La questione riguarda anche le donne, come racconta in maniera dettagliata Mariarita Galantino.
"Laddove questo concetto si è affermato, come in Canada, alcuni centri antiviolenza sono stati vandalizzati o si sono ritrovati a rischio chiusura, perché destinati alle sole donne e considerati non abbastanza inclusivi. Sussidi e diritti delle donne vengono erosi da maschi che, per sfuggire alla definizione di genere corrispondente al corpo, si dichiarano trans anche se non hanno completato la transizione, ma mantengono i loro privilegi”.
Identità di genere come misoginia
Per Mariarita Galantino l'identità di genere “cancella l'identità della donna” ed “è utilizzata in maniera misogina per minacciare i diritti delle donne, così come l'utero in affitto che cancella del tutto la figura della madre”."Per il femminismo – spiega - le donne non avranno mai libertà finché il sistema di casta chiamato genere non verrà definitivamente smantellato. Le donne sono oppresse non perché si sentono donne, noi veniamo sepolte vive perché nasciamo donne, veniamo picchiate, stuprate e uccise per il nostro sesso”.

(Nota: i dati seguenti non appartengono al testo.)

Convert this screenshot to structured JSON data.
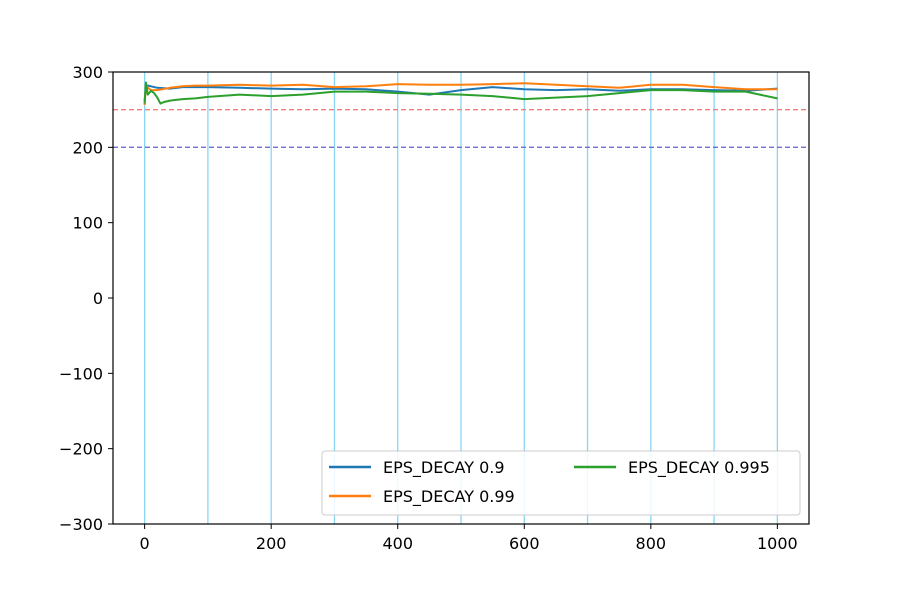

Nel ddl Zan, che è stato calendarizzato in Senato, Arcilesbica chiede “che si parli esplicitamente di sesso, orientamento sessuale e transessualità, non di identità di genere e che si specifichi il divieto di utero in affitto".
I punti di vista e le opinioni espressi nell'articolo non necessariamente coincidono con quelli di Sputnik.